Go to one of her concerts and witness her cult. Her fans worship her like a peasant Madonna, laying little gifts at her feet -- a couple of burning votive lights for Candles in the Rain, a box of animal crackers for the song of that title, skimpy bunches of flowers with the florist's paper still around the stalks. A massive Nadelman statue sprung to life, she sits in a wooden chair thunking her guitar, stomping her foot, going red in the face and hollering those tunes like a juiced-up gypsy wailing a cante jondo.

Is she any good? The question is much too naive. It presupposes unambiguous values and a single scale of measurement which discriminating listeners simply won't buy. Years ago Melanie would have been hooted off every Amateur Night in the city, given the gong, the hook, the martyrdom of public humiliation. Her first hit, Beautiful People, set a new low for self-caricature. She sounded like a female Buddy Hackett with possible orthopaedic complications and post-LSD feeblemindedness. Yet the record cut a broad swath on airwaves crowded with masterpieces by the Beatles, the Doors and the Airplane. It showed that Melanie knew the hip word for schmaltz, that she was destined to pick up where Tiny Tim left off.

In this year of shrivelling standards, she suddenly loomed at the top of the chart by parlaying a gospel anthem, Lay It Down, with a homely evocation of Edith Piaf, Look What They Done to My Song, Ma! The result is an instant demand for her presence on every campus in the country. There the front-row kids cannibalise her with cameras and tape recorders, adore her in the best junior high fanmag manner, and vault nimbly onto the stage to gather round her like a human campfire that warms nice boys in beards and girls in blouses scented with patchouli.

Melanie's odd sexless appearance, her clompy mannerisms, her shy strangled speeches, her giggly girlie jokes, the absolute amateurism of her show make her the perfect entertainer for the more immature members of a generation that likes to see its heroes hung up, embarrassed and off-key. These kids can't stand professionalism because it makes them feel inferior. The spectacle of someone exercising triumphantly a hard-earned skill doesn't always inspire them with admiration. Yet these same kids are instinctive egalitarians, brought up to believe that they're just as good as the next fellow. So the logical resolution of the conflict is to adopt as hero the Schlemiel, the Ugly Duckling, the Supergoof -- all those types that distinguish themselves in ways that are not threatening or hard to match with personal identification.

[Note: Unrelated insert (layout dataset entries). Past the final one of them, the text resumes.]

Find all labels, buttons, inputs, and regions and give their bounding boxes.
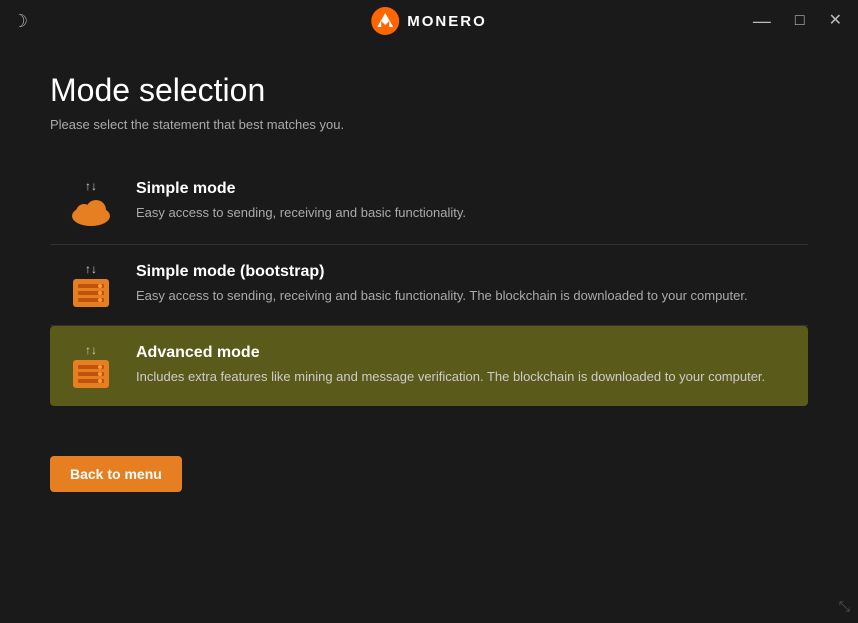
simple-bootstrap-mode-item[interactable]: ↑↓ Simple mode (bootstrap) Easy access t… [50,245,808,326]
titlebar-right: — □ ✕ [749,10,846,32]
close-button[interactable]: ✕ [825,11,846,31]
back-to-menu-button[interactable]: Back to menu [50,456,182,492]
simple-bootstrap-mode-text: Simple mode (bootstrap) Easy access to s… [136,263,792,306]
server-line-3 [78,298,104,302]
resize-handle-icon[interactable]: ⤡ [839,598,850,615]
maximize-button[interactable]: □ [791,11,809,31]
advanced-mode-text: Advanced mode Includes extra features li… [136,344,792,387]
server-line-2 [78,291,104,295]
page-title: Mode selection [50,72,808,109]
cloud-icon [70,196,112,226]
simple-mode-item[interactable]: ↑↓ Simple mode Easy access to sending, r… [50,162,808,245]
simple-bootstrap-mode-desc: Easy access to sending, receiving and ba… [136,286,792,306]
app-title: MONERO [407,13,487,30]
advanced-server-line-3 [78,379,104,383]
server-line-1 [78,284,104,288]
server-icon [73,279,109,307]
transfer-arrows-3-icon: ↑↓ [85,344,97,356]
advanced-mode-item[interactable]: ↑↓ Advanced mode Includes extra features… [50,326,808,406]
titlebar: ☽ MONERO — □ ✕ [0,0,858,42]
titlebar-left: ☽ [12,11,28,32]
advanced-server-line-1 [78,365,104,369]
titlebar-center: MONERO [371,7,487,35]
main-content: Mode selection Please select the stateme… [0,42,858,436]
transfer-arrows-icon: ↑↓ [85,180,97,192]
simple-mode-text: Simple mode Easy access to sending, rece… [136,180,792,223]
advanced-mode-name: Advanced mode [136,344,792,362]
transfer-arrows-2-icon: ↑↓ [85,263,97,275]
simple-bootstrap-mode-name: Simple mode (bootstrap) [136,263,792,281]
simple-mode-icon-wrap: ↑↓ [66,180,116,226]
minimize-button[interactable]: — [749,10,775,32]
simple-bootstrap-icon-wrap: ↑↓ [66,263,116,307]
advanced-mode-desc: Includes extra features like mining and … [136,367,792,387]
moon-icon: ☽ [12,11,28,32]
advanced-server-icon [73,360,109,388]
advanced-server-line-2 [78,372,104,376]
advanced-mode-icon-wrap: ↑↓ [66,344,116,388]
simple-mode-desc: Easy access to sending, receiving and ba… [136,203,792,223]
simple-mode-name: Simple mode [136,180,792,198]
monero-logo-icon [371,7,399,35]
page-subtitle: Please select the statement that best ma… [50,117,808,132]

The grand result for show business is a new archetype based on that spectacle familiar from kiddy shows, the circuses and kindergartens: the funny clown or the nice Mother Goose Lady gathers the children around her and tells stories, plays tricks and sings songs until all the boys and girls feel safe and happy. If this seems like a meager dispensation for the theater, where once the magical arts of song, dance, mime and comedy were practiced by men and women of consummate ability and lifelong dedication, you ought to bear in mind that wherever there is a tear in the fabric of quality a fad appears to patch it. Melanie is just such a crazy-quilt patch.